On a l’habitude de décrire l’origine de la capacité de sollicitude en termes de relation mère-nourrisson, alors que le nourrisson est déjà une unité établie et qu’il éprouve le sentiment que la mère ou le substitut maternel est une personne totale. Il s’agit d’une évolution qui appartient essentiellement à la période d’une relation à deux.

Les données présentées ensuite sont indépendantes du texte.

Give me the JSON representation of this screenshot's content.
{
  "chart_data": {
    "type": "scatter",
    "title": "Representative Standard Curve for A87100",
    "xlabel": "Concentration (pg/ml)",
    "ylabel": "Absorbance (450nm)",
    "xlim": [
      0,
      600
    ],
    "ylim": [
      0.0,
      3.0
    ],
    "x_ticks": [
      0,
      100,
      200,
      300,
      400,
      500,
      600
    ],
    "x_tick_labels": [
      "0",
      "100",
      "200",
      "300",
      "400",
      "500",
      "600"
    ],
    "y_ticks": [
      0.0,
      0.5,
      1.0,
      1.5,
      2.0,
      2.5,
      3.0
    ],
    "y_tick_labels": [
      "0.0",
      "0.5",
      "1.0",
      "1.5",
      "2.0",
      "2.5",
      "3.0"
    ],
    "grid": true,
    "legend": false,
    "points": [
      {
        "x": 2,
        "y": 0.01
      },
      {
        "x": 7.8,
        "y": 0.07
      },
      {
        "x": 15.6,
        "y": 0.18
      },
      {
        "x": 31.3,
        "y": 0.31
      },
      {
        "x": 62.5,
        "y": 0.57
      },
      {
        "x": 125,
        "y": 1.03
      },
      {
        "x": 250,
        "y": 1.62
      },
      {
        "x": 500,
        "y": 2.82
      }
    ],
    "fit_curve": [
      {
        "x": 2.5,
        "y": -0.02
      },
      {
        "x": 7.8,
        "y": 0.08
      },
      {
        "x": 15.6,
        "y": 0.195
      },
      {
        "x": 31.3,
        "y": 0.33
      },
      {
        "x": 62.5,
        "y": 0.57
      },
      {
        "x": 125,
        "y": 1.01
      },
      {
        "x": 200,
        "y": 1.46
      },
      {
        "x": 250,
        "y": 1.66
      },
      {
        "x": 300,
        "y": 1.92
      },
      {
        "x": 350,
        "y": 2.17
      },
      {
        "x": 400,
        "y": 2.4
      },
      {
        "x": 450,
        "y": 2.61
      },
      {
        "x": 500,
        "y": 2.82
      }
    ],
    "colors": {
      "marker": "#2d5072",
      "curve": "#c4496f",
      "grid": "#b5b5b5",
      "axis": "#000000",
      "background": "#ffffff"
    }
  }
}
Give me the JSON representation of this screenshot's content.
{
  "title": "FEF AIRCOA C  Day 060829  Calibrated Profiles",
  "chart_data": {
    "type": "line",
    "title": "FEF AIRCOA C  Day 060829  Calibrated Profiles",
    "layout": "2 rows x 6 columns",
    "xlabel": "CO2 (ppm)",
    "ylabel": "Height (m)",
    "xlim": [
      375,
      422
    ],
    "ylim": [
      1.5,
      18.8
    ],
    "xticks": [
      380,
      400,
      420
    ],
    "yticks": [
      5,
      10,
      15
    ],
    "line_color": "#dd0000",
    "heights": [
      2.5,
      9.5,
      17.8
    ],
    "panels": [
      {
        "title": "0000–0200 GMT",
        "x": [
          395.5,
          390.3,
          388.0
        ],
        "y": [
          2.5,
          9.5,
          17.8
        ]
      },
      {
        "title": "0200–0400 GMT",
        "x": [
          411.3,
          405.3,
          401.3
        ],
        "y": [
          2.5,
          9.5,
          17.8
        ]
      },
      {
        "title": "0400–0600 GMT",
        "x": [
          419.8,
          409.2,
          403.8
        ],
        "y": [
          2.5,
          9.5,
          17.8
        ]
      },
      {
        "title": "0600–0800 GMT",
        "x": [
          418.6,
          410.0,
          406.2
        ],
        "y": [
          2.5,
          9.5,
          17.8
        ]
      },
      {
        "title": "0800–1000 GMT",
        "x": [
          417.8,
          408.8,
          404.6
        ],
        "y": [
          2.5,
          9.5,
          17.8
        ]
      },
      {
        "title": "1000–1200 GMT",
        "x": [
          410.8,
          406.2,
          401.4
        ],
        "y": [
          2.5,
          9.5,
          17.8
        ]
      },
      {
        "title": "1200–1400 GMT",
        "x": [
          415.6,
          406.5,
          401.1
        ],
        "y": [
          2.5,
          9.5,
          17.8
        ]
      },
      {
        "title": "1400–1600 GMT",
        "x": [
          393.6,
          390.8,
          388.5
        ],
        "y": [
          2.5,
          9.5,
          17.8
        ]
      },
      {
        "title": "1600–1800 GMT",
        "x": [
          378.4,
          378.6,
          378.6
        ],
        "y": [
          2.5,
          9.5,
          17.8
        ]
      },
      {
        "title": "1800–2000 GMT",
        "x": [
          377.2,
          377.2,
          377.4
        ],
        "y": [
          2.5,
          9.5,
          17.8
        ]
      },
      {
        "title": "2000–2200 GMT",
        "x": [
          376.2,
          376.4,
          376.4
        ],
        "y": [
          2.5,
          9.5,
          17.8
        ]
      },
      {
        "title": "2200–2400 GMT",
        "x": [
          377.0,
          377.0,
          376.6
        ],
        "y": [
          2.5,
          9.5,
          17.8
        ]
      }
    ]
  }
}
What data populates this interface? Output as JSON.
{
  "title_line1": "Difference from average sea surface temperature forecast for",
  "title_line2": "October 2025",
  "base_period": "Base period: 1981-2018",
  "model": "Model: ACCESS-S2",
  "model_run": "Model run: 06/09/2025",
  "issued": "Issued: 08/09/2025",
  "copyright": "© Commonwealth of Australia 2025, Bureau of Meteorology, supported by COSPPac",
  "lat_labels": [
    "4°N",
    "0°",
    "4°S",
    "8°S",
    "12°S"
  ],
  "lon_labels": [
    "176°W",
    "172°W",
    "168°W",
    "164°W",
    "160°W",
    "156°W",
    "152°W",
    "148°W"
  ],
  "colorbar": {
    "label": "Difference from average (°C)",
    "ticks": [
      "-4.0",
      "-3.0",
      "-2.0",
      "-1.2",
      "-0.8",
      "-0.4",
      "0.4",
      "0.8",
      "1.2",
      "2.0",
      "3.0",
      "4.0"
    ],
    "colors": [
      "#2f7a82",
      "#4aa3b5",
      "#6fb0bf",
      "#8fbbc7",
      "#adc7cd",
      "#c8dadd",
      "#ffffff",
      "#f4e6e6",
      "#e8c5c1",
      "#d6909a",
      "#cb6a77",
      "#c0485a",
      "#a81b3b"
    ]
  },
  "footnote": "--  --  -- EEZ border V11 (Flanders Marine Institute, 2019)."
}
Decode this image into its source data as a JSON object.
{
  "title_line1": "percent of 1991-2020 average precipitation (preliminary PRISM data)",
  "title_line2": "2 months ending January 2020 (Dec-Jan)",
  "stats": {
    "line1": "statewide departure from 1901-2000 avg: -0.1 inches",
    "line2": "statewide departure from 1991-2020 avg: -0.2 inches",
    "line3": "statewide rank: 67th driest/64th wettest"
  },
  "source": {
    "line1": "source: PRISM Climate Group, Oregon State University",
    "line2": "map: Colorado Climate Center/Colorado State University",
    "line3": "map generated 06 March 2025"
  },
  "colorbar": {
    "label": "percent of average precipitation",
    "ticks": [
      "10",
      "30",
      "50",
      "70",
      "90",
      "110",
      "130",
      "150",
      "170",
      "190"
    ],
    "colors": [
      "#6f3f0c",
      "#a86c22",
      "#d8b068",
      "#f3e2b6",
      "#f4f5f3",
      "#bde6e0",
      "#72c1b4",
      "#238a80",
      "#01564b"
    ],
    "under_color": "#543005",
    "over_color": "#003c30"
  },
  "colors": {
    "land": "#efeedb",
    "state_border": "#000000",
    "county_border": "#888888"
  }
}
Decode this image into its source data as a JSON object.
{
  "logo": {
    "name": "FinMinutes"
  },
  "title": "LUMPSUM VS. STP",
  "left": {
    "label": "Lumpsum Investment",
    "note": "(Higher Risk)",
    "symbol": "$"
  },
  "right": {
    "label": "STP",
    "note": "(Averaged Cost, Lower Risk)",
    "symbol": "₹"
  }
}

Dans tout exposé relatif au développement de l’enfant, on présuppose certains principes. Je veux dire par là qu’en psychologie, comme en anatomie et en physiologie, les processus de maturation constituent la base du développement du nourrisson et de l’enfant Néanmoins, pour ce qui est du développement affectif, il est clair que certaines conditions extérieures sont nécessaires si les processus de maturation virtuels doivent se réaliser. C’est-à-dire que le développement dépend d’un environnement suffisamment bon. Plus nous remontons dans l’étude du bébé, plus il devient vrai que les premiers stades du développement ne peuvent s’établir sans un maternage suffisamment bon.
Dans l’évolution du nourrisson, beaucoup plus de choses se sont passées avant que nous puissions parler de sollicitude. La capacité de sollicitude est affaire de santé. Son édification présuppose 32 une organisation complexe du moi qui ne peut s’évoquer que comme une réussite, réussite à la fois des soins donnés au nourrisson et à l’enfant, réussite du point de vue des processus internes de croissance chez le nourrisson et l’enfant. Afin de simplifier le sujet que j’ai l’intention de traiter, je tiendrai pour acquis un environnement suffisamment bon aux premiers stades. Ce que j’ai à indiquer résulte donc de processus complexes de maturation qui, pour leur réalisation, dépendent de soins suffisamment bons donnés au nourrisson et à l’enfant.
Parmi les nombreux stades décrits par Freud et les psychanalystes qui l’ont suivi, j’en choisirai un qui implique l’emploi du terme « fusion ». Il s’agit de l’aboutissement d’un développement affectif au cours duquel le petit enfant ressent des pulsions érotiques et des pulsions agressives envers le même objet et en même temps. En ce qui concerne l’érotisme, il y a à la fois recherche d’une satisfaction et d’un objet et, en ce qui concerne l’agressivité, un mélange de colère utilisant un érotisme musculaire et de haine, ce qui implique que soit maintenue, à titre de comparaison, une bonne image objectale. Dans toute pulsion destructive-agressive, est également contenu un type primitif de relation objectale, dans lequel l’amour implique la destruction. Une partie de ce que j’expose est nécessairement obscur, mais je n’ai pas besoin de tout savoir des origines de l’agressivité pour poursuivre mon argumentation, car je tiens pour acquis que le jeune enfant est devenu capable d’allier le vécu érotique et agressif dans une relation avec un objet unique. L’ambivalence a été atteinte.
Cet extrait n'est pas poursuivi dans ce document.